To have the most impact, reinforcers should come immediately after your child performs the desired skill. In the best-case scenario, you’ll have the reinforcer on hand and reward it within three seconds.

Waiting too long could result in delayed reinforcement.

Let’s say that you didn’t have access to an edible treat when going over colors. When they successfully identify the color red, you get up to find some more goodies. 

However, by the time you find the reinforcer, your child is already focusing on another color! Providing that reward now would only confuse them and reinforce some unrelated skill. 

4. Find the Right Type of Reinforcements

Reinforcers can only motivate your child if it’s something they genuinely want. You could attempt to use arbitrary rewards, but the urge to earn them would be non-existent.

Reinforcement items must be rewards that your kid enjoys. There are several types of reinforcers to try. The most common are: 

  • Social reinforcements 
  • Activity reinforcements 
  • Edible reinforcements 
  • Sensory reinforcements 
  • Tangible reinforcements 


What works for one child might not work for the next. It’s all about understanding your kid’s preferences and choosing something that will provide inherent motivation. 

5. Avoid Satiation

In the world of ABA, satiation refers to how much of a reward the child gets. If you’re using the same reinforcer over and over again, it starts to lose its value.

Candy is a common motivator for kids. But what if you attempt to use candy reinforcers after a huge meal? Suddenly, your child won’t work as hard for that reward because they don’t want it as much.

Satiation decreases motivation and reinforcement efficiency.

Fortunately, it’s pretty easy to avoid satiation. Offer as much variety as possible and have several rewards on hand. Keep tabs on your child’s preferences and shift to a new reinforcer as their needs change. 

6. Practice Reinforcement Deprivation

The key to success with reinforcement is deprivation!

When your child is deprived of an object, they’ll want it even more! One good technique is to reserve a specific reinforcer for teaching sessions. It could be a toy or their favorite candy.

Limit access to that reinforcer only to learning moments. After that, it becomes a high-motivation reward that they’ll want to earn.

7. Prevent Free Access

Free access is strongly connected to satiation and deprivation.

When your child has open access to a reinforcer, it loses its impact.

Let’s say that you use a snack as edible reinforcement. It’s a snack that you buy regularly and have around the home at all times. If they know they can eat that snack later on, why would a child work to earn it during a teaching session?

Reinforcers that your child has unrestricted access offer low motivation and high satiation. 

8. Pay Attention to Size and Magnitude

The size and magnitude of a reinforcer can influence motivation, too.

In ABA, these terms refer to how much of a reward a learner is getting. It’s vital to manage reinforcers and make them worthwhile. Too much of a good thing leads to high satiation and little motivation. However, not enough reinforcement can also lead to frustration.
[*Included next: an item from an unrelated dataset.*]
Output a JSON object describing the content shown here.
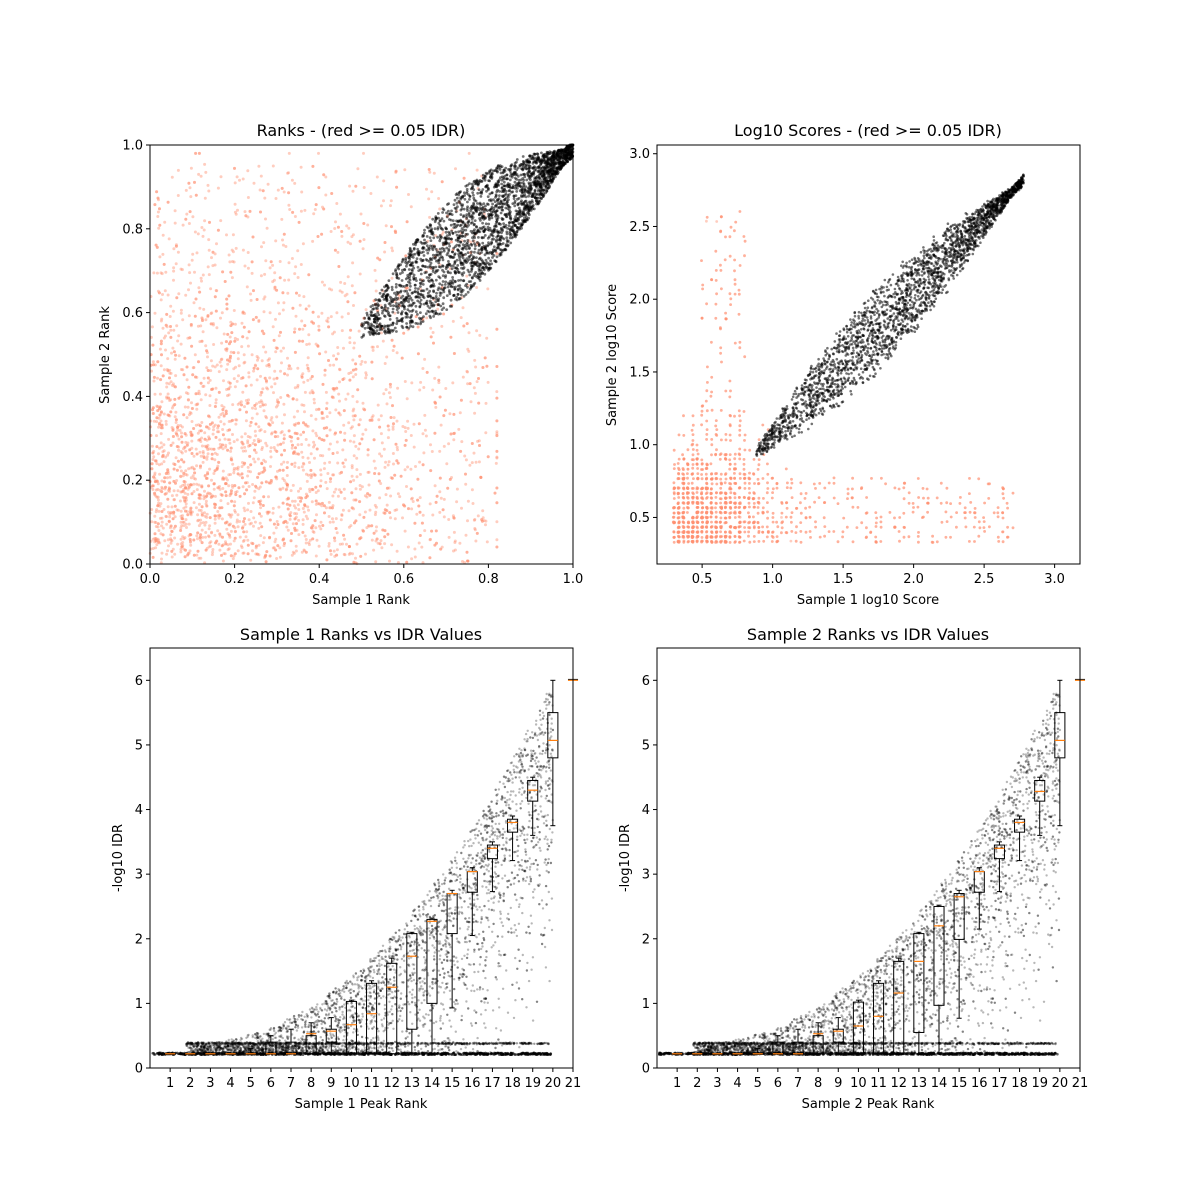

It’s a delicate balancing act you have to manage continually. For example, if you were to provide an entire bag of candy every time your child got a question right, they would become satiated in minutes. It wouldn’t take but a few questions to decrease motivation because they’re already full!

The same applies to not enough candy. For example, say that you only let them nibble on a morsel of candy for each correct answer. Suddenly, the reward doesn’t match the work, so they become disappointed and unmotivated.  

9. Be Consistent

Our last tip is to be consistent! Learning new skills takes time and continued repetition. Failing to reinforce lessons can lead to confusion and a lack of motivation.

Your child expects those reinforcers and wants to reap the rewards of getting things right. However, when they come randomly, kids can become frustrated or resentful in your learning techniques.

Keep reinforcers on hand and use them consistently for the best results. 

Wrapping Up 

Using reinforcements can have a profound effect on how your child learns and develops. Implementing strategic rewards can mean the difference between continued motivation and frustration. Use these tips to apply reinforcers effectively and put your child on the path to success.